Eric Goldwasser, a member of the research team, says “It’s certainly promising. Definitely exciting.”
Alzheimer’s afflicts more than 5 million Americans. One in nine age 65 and older has it and it’s the sixth leading cause of death. “Having that early diagnosis and being able to have that much more time to engage in planning is extremely important. But I think it also holds a lot of potential importance for research because we know right now that with the pharmaceuticals that are currently available, the earlier that they are introduced in the disease process the more effective they seem to be,” said Ken Zaentz, president and CEO of Alzheimer’s New Jersey.
The Rowan researchers say the same testing is nearly 88 percent effective on detecting Parkinson’s and they say it’s in a trial stage for multiple sclerosis and would likely bear the same results for cancer.
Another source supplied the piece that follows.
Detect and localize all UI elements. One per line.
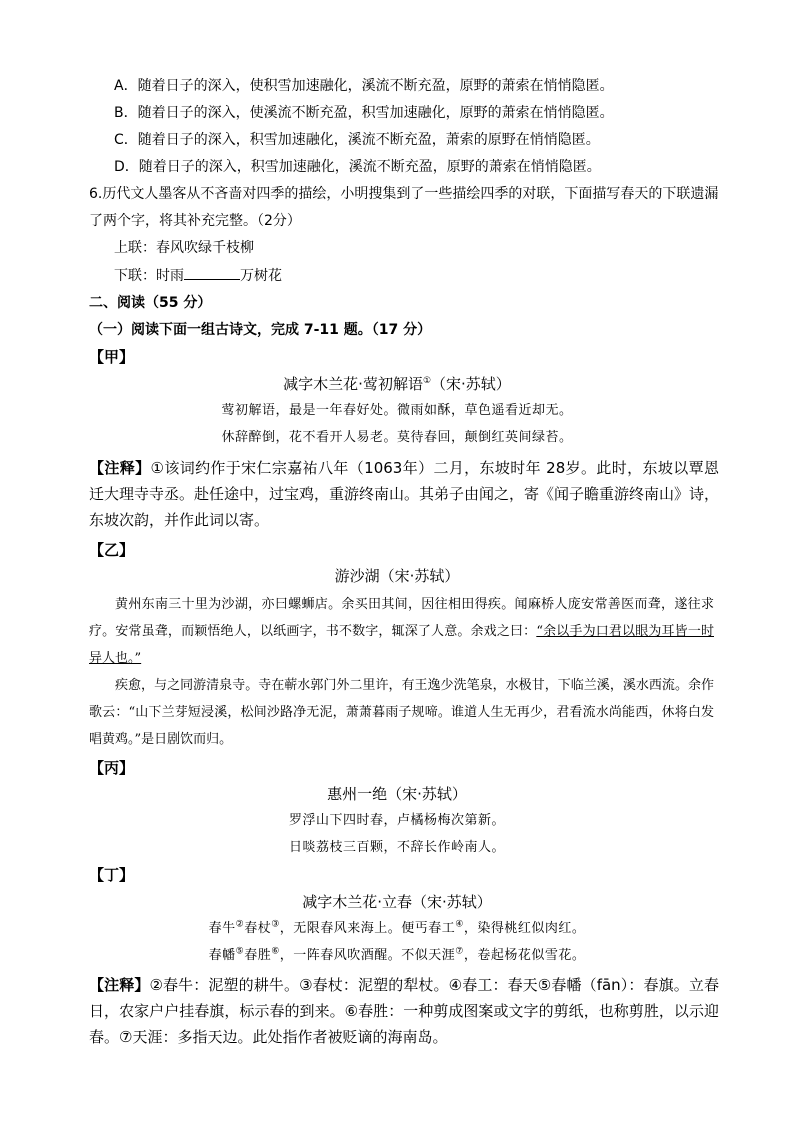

As word has spread about the results, the team has received unsolicited blood samples of people desperate to know if they’re early onset Alzheimer’s but Nagele says they’re not allowed to test those samples. “It’s actually pretty moving to see the positive response that we get.”
Dr, Nagele and his team of researchers are awaiting funding for the second phase of the study to confirm what they found in phase one. He says it will take approximately $1.5 million from this point to potential FDA approval.